Durante años, antes incluso de rodar Diamant noir, estuve pensando en realizar una película de aventuras. Devoré los libros de Conrad y de Stevenson y me interesé por los navegantes solitarios y por las expediciones polares. Un día, hablando de este deseo con mi padre, él evocó de pasada, casi como una broma, el caso increíble de un soldado japonés que había permanecido durante años en una isla. Así fue como supe de Hiroo Onoda. A medida que me adentré en su epopeya creció en mí la idea de llevar a cabo la película.

– ¿La atracción fue inmediata?

Sí, sentí al momento algo así como una llamada. A partir de ahí, me documenté, leí entrevistas, consulté internet y, sobre todo, conocí, en Japón, a Bernard Cendron, autor en 1974 junto a Gérard Chenu del libro Onoda, seul en guerre dans la jungle, que había conocido al personaje y me dio acceso a sus archivos y me contó sus recuerdos.

– ¿Había leído la autobiografía de Onoda Luché y sobreviví: mi guerra de treinta años?

En principio no. Descubrí el libro más tarde, cuando el guion ya estaba escrito y estábamos a punto de iniciar el rodaje. No haber leído el libro me dio libertad para inventar el personaje que yo quería. Para mí Onoda era un motor de ficción y no quería caer prisionero de su subjetividad.

– ¿Le influyó la literatura japonesa a la hora de escribir el guion?

No conozco la literatura japonesa. Sin embargo, me planteé si debía leer el Bushido, código de los principios morales del guerrero japonés, pero no lo hice, porque no quería caer en una forma de fascinación occidental por el samurái. Para mí, la película no se limita a un supuesto particularismo japonés; es más universal, más humanista. Al descartar las obras japonesas y apartarme de ese imaginario evitaba hacer trampas con mi propia mirada.

– ¿Y la obra de los cineastas japoneses?

Mi conocimiento de Japón pasa en un 95% por el manga realista y, sobre todo, por el cine. Si hay un cineasta que ha influido en Onoda es Mizoguchi, por el equilibrio que alcanza entre la empatía hacia los personajes y una amplitud de miras permanente. También por lo distante de su puesta en escena, que, sin embargo, nunca es fría ni vertical. O por esa serenidad paciente en que por momentos se sumerge hasta dejarse llevar. Busqué ese mismo movimiento irreprimible que culmina en una intensificación emocional y poética: los personajes y el mundo, la interioridad alterada de las personas y el “orden” exterior de las cosas se fusionan.
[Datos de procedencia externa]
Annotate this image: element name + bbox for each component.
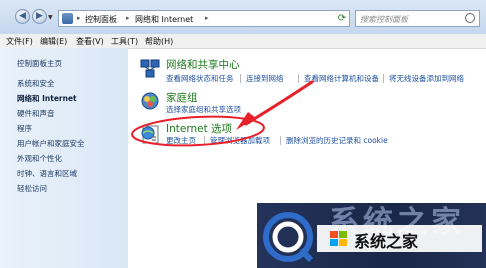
menu-bar: 文件(F) 编辑(E) 查看(V) 工具(T) 帮助(H) (0, 34, 486, 49)
search-icon[interactable] (465, 13, 475, 23)
recent-pages-dropdown[interactable]: ▼ (48, 14, 53, 21)
internet-options-icon[interactable] (140, 123, 160, 145)
breadcrumb-network-internet[interactable]: 网络和 Internet (135, 14, 193, 25)
homegroup-link[interactable]: 家庭组 (166, 90, 198, 105)
back-button[interactable]: ◀ (15, 9, 30, 24)
add-wireless-device-link[interactable]: 将无线设备添加到网络 (389, 73, 464, 84)
menu-view[interactable]: 查看(V) (76, 36, 104, 47)
delete-history-link[interactable]: 删除浏览的历史记录和 cookie (286, 135, 388, 146)
sidebar-item-home[interactable]: 控制面板主页 (17, 58, 62, 69)
sidebar-item-hardware-sound[interactable]: 硬件和声音 (17, 108, 55, 119)
annotation-arrow-shaft (244, 80, 314, 126)
search-placeholder: 搜索控制面板 (360, 15, 408, 24)
control-panel-icon (62, 13, 73, 24)
watermark-text: 系统之家 (354, 232, 419, 251)
view-network-status-link[interactable]: 查看网络状态和任务 (166, 73, 234, 84)
search-input[interactable]: 搜索控制面板 (355, 10, 480, 27)
chevron-right-icon[interactable]: ▸ (205, 14, 209, 22)
sidebar-item-system-security[interactable]: 系统和安全 (17, 78, 55, 89)
link-divider (280, 136, 281, 145)
breadcrumb-control-panel[interactable]: 控制面板 (85, 14, 117, 25)
link-divider (383, 74, 384, 83)
forward-button[interactable]: ▶ (32, 9, 47, 24)
homegroup-icon[interactable] (140, 90, 160, 112)
link-divider (204, 136, 205, 145)
refresh-icon[interactable]: ⟳ (336, 13, 348, 25)
homegroup-sharing-options-link[interactable]: 选择家庭组和共享选项 (166, 104, 241, 115)
network-sharing-center-link[interactable]: 网络和共享中心 (166, 57, 240, 72)
menu-file[interactable]: 文件(F) (6, 36, 33, 47)
internet-options-link[interactable]: Internet 选项 (166, 121, 232, 136)
sidebar-item-appearance[interactable]: 外观和个性化 (17, 153, 62, 164)
link-divider (240, 74, 241, 83)
menu-edit[interactable]: 编辑(E) (40, 36, 67, 47)
sidebar-item-ease-of-access[interactable]: 轻松访问 (17, 183, 47, 194)
sidebar-item-user-accounts[interactable]: 用户帐户和家庭安全 (17, 138, 85, 149)
sidebar-item-network-internet: 网络和 Internet (17, 94, 77, 103)
sidebar-item-clock-region[interactable]: 时钟、语言和区域 (17, 168, 77, 179)
menu-tools[interactable]: 工具(T) (111, 36, 138, 47)
view-network-computers-link[interactable]: 查看网络计算机和设备 (304, 73, 379, 84)
watermark-logo-icon (263, 212, 313, 262)
connect-to-network-link[interactable]: 连接到网络 (246, 73, 284, 84)
address-bar: ◀ ▶ ▼ ▸ 控制面板 ▸ 网络和 Internet ▸ ▼ ⟳ 搜索控制面板 (0, 0, 486, 34)
sidebar: 控制面板主页 系统和安全 网络和 Internet 硬件和声音 程序 用户帐户和… (0, 48, 128, 268)
menu-help[interactable]: 帮助(H) (145, 36, 173, 47)
manage-addons-link[interactable]: 管理浏览器加载项 (210, 135, 270, 146)
change-homepage-link[interactable]: 更改主页 (166, 135, 196, 146)
breadcrumb[interactable]: ▸ 控制面板 ▸ 网络和 Internet ▸ ▼ (58, 10, 397, 27)
chevron-right-icon[interactable]: ▸ (126, 14, 130, 22)
chevron-right-icon[interactable]: ▸ (77, 14, 81, 22)
link-divider (298, 74, 299, 83)
sidebar-item-programs[interactable]: 程序 (17, 123, 32, 134)
windows-logo-icon (330, 231, 347, 246)
network-sharing-icon[interactable] (140, 58, 160, 80)
watermark: 系统之家 系统之家 (257, 203, 486, 268)
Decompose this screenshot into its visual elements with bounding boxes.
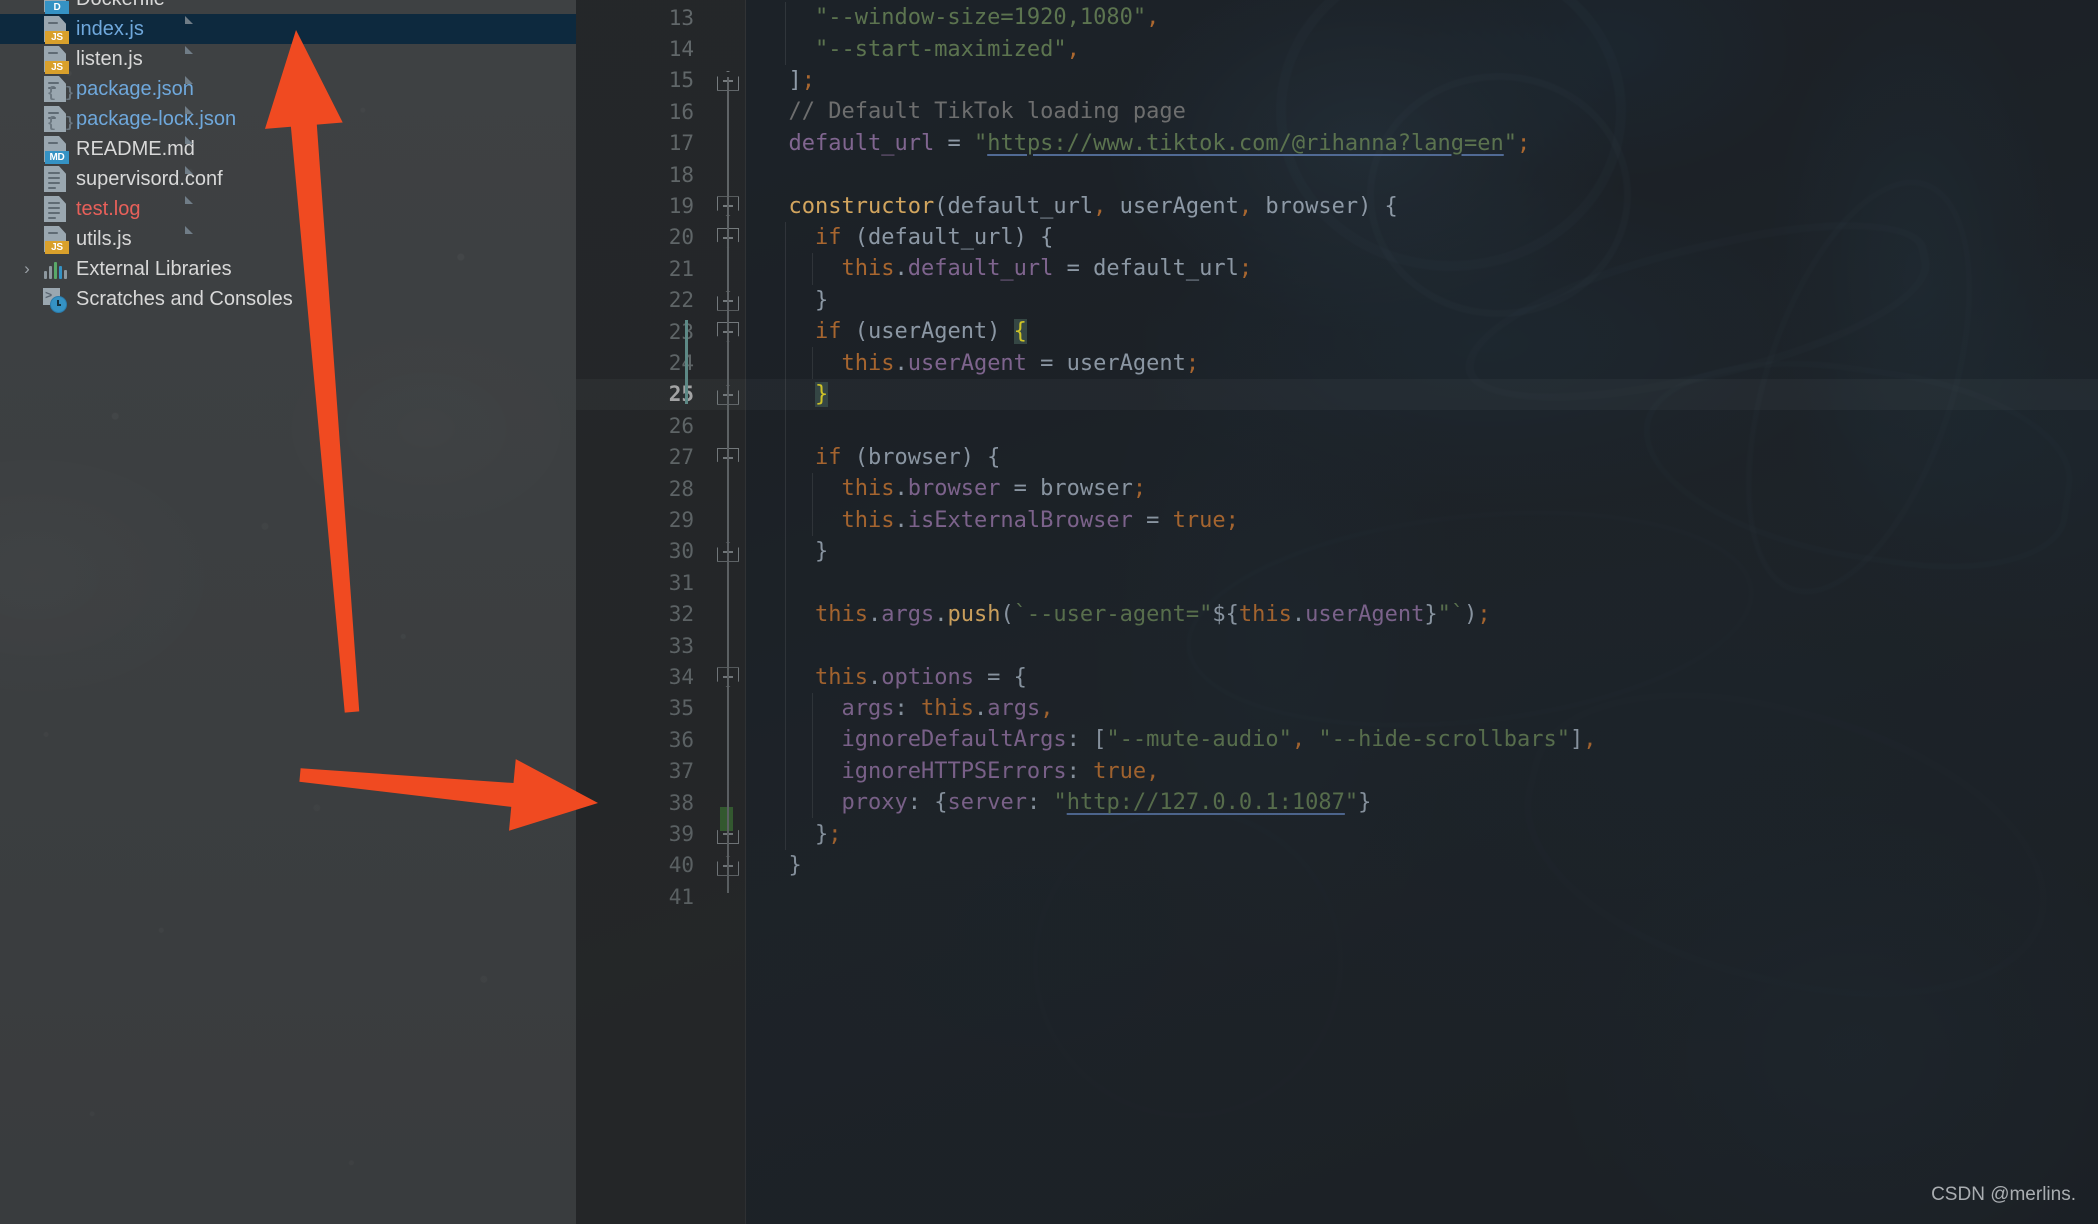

Kurosawa también logra, de una manera completamente diferente, una potencia asombrosa; evidentemente tenía en mente la mezcla extraordinaria de epopeya, de picaresca y de poema cósmico que hay en Los siete samuráis. También me acompañaron otras obras como Fuego en la llanura, de Kon Ichikawa, United Red Army, de Koji Wakamatsu, o las películas del filipino Lino Brocka, que alían magistralmente el realismo y el mito.

– ¿Qué realizadores occidentales le atraen?

Renoir, Raoul Walsh, Fuller, el Sergio Leone de Érase una vez en América y sobre todo Ford, cuyos lazos con Kurosawa son evidentes y que me ha marcado hasta el punto de que tengo interiorizados sus encuadres, sus movimientos de cámara y su escenografía. Hay otro cineasta que ha tenido una influencia muy importante, Monte Hellman, cuyas películas El tiroteo y Forajidos salvajes volví a ver antes del rodaje. Esta última me impresionó no solo por su sobriedad y su realismo, en particular en la interpretación, sino también por su capacidad para retomar el mito del bandido intentando encontrar al mismo tiempo la manera de ser, de pensar y de debatir en los Estados Unidos de finales del siglo XIX. ¡Un ejemplo genial de película histórica en presente! La última película de Sternberg, La saga de Anatahan, ocupaba un lugar especial, un poco fantasmagórico, en mi mente: ¿cómo ser digno de una locura tal en una empresa tan cercana a la suya, pero contando algo muy diferente?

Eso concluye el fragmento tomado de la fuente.